From this article, in the prediction section, it mentions
Simply, for a given input data point, all we need to do is to pass it
through the M base-learners and get M number of predictions, and send
those M predictions through the meta-learner as inputs
But in the training process, we use k -fold train data to train M base-learner, so should I also train M base-learner based on all train data for the input to predict?
Assume red and blue were the best models you could find.
One works better in region 1, the other on region 2.
Now you would also train a classifier to predict which model to use, i.e., you would try to learn the two regions.
Do the validation on the outside. You can overfit if you give the two inner models access to data that the meta model does not see.

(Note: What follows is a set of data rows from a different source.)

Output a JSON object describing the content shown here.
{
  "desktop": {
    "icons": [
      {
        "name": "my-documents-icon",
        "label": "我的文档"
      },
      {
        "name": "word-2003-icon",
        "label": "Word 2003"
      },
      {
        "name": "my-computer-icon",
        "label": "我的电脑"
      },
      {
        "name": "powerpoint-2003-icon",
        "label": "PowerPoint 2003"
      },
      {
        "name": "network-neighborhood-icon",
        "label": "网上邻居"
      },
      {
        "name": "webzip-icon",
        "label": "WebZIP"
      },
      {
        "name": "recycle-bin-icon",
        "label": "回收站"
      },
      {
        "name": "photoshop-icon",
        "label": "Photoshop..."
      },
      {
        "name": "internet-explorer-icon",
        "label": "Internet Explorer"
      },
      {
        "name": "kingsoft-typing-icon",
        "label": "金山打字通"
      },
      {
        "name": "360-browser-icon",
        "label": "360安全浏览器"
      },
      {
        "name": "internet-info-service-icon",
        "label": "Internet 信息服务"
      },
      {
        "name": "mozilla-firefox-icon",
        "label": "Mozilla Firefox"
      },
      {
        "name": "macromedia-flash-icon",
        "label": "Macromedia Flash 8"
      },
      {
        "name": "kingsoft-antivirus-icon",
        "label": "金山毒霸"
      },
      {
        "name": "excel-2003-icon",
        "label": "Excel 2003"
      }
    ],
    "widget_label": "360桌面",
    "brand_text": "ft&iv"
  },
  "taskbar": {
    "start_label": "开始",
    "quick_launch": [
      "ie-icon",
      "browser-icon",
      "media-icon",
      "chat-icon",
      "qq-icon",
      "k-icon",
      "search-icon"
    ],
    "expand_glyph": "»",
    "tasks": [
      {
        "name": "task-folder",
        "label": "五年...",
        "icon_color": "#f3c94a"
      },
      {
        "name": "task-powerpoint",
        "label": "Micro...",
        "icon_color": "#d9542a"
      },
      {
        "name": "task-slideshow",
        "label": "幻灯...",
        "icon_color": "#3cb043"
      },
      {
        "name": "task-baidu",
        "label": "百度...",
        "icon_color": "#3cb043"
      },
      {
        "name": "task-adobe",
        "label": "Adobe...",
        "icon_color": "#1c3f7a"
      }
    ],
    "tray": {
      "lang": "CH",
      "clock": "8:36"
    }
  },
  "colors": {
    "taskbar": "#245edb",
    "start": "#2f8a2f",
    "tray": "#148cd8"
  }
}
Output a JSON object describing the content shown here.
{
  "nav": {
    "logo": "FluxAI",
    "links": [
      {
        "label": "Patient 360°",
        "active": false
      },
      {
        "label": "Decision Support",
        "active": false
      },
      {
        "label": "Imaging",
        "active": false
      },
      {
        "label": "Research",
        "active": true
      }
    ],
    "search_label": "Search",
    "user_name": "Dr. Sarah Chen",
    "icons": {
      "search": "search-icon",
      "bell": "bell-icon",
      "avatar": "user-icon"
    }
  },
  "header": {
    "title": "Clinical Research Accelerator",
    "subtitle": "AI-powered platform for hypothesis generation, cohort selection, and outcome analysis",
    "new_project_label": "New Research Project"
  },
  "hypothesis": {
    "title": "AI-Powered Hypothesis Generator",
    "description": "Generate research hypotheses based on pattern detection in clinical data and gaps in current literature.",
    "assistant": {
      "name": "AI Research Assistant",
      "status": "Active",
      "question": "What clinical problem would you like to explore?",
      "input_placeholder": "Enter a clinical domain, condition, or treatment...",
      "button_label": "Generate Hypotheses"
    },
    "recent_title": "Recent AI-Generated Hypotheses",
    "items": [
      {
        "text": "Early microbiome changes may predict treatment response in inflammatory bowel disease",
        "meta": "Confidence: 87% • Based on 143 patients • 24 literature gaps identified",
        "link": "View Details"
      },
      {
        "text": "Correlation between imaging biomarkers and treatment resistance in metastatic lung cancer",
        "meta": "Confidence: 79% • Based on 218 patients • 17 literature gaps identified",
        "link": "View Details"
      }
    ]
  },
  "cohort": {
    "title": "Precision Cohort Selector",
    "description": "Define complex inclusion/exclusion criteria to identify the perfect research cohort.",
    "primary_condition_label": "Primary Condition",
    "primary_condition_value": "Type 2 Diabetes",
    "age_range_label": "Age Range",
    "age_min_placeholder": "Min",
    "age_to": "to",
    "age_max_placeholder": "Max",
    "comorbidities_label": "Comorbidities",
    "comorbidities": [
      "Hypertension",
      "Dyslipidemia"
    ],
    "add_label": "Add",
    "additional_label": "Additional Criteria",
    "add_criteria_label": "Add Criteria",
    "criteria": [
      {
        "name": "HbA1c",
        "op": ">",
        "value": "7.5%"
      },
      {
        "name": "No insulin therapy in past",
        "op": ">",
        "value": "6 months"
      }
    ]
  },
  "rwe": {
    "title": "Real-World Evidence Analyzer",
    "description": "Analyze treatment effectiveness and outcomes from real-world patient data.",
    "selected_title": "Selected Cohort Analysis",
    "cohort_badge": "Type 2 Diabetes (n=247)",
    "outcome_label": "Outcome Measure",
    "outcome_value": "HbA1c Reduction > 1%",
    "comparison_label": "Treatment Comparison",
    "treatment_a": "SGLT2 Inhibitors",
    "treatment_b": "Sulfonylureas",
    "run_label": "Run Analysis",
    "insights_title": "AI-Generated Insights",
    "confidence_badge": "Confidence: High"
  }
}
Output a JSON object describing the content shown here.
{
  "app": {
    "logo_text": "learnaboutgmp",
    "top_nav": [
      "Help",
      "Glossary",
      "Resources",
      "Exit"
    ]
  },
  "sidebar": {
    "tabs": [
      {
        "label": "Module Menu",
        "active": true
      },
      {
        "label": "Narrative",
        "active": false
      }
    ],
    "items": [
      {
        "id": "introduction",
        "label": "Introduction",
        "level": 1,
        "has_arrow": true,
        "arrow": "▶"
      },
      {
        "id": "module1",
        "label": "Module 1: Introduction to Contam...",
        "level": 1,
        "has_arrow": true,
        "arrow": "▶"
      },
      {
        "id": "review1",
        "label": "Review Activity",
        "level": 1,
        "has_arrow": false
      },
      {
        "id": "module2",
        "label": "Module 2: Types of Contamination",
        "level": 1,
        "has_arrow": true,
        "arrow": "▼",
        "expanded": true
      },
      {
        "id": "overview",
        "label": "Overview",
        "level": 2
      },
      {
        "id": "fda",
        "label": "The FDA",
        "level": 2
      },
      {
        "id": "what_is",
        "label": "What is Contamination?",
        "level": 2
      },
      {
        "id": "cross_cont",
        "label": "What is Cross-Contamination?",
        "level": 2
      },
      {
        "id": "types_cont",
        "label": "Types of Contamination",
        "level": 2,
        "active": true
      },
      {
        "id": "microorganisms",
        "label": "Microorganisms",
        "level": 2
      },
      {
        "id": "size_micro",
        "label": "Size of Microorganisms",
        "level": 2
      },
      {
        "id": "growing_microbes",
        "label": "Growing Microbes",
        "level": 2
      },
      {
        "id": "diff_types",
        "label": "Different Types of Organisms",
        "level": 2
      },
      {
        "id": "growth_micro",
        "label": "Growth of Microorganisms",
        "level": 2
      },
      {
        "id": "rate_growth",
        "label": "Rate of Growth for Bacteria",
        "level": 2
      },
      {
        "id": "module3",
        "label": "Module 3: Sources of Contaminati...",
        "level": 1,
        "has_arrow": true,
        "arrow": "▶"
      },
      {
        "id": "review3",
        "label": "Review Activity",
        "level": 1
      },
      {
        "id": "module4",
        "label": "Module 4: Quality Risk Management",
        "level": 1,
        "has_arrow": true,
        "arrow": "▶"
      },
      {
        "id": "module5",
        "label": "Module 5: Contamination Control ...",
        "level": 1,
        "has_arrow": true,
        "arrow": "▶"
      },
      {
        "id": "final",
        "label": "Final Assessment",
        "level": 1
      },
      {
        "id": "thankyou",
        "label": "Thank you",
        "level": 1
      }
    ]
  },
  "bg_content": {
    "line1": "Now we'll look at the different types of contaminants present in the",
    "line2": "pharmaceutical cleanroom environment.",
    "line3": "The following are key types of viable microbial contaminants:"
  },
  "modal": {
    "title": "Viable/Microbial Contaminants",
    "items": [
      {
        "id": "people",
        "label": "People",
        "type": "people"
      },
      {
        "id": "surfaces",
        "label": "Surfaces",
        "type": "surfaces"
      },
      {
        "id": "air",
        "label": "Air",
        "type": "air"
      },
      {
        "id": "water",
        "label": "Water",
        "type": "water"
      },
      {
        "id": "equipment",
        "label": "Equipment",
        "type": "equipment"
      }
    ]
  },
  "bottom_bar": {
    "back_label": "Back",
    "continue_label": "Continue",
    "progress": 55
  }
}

The idea in ensembles is that a group of weak predictors outperform a strong predictor. So, if we train different models with different predictive results and use the majority rule as the final result of our ensemble, this result is better than just trying to train one single model. Assume, for example, that the data consist of two distinct patterns, one linear and one quadratic. Then using a single classifier can either overfit or produce inaccurate results.
You can read this tutorial to learn more about ensembles and bagging and boosting.
1) "But I still cannot get the point, why not train all training data can avoid the problem?" - We will hold that data for validation purpose, just like the way we do in K-fold
2) "so should I also train M base-learner based on all train data for the input to predict?" - If you give same data to all the learners then the output of all of them would be same and there is no use in creating them. So we will give a subset of data to each learner.
For question 1 I will prove why we train two models in a contradictory way.
Suppose you train a model with all the data points.During training whenever the model will see a data point belonging to the red class, then it will try to fit itself so that it can classify red points with minimal error.Same is true for data points belonging to the blue class.Therefore during training the model is leaning towards a specific data point(either red or blue).And at the end model will try to fit itself so that it does not make much mistakes on both the data points and the final model will be an average model.
But instead if you train two models for the two different datasets, then each model will be trained on a specific dataset and a model doesn't have to care about data points which belong to another class.
It will be more clearer with the following metaphor.
Suppose there are two persons which are specialized to do two completely different jobs.Now when a job comes if you tell them that both of you have to do the job and each of them need to do 50% of the job. Now think what kind of result you will get at the end. Now also think what could be the result if you would tell them that a person should work on only the job at which the person is best.
In question 2 you have to split the train dataset into M datasets.And during training give M datasets to M base learners.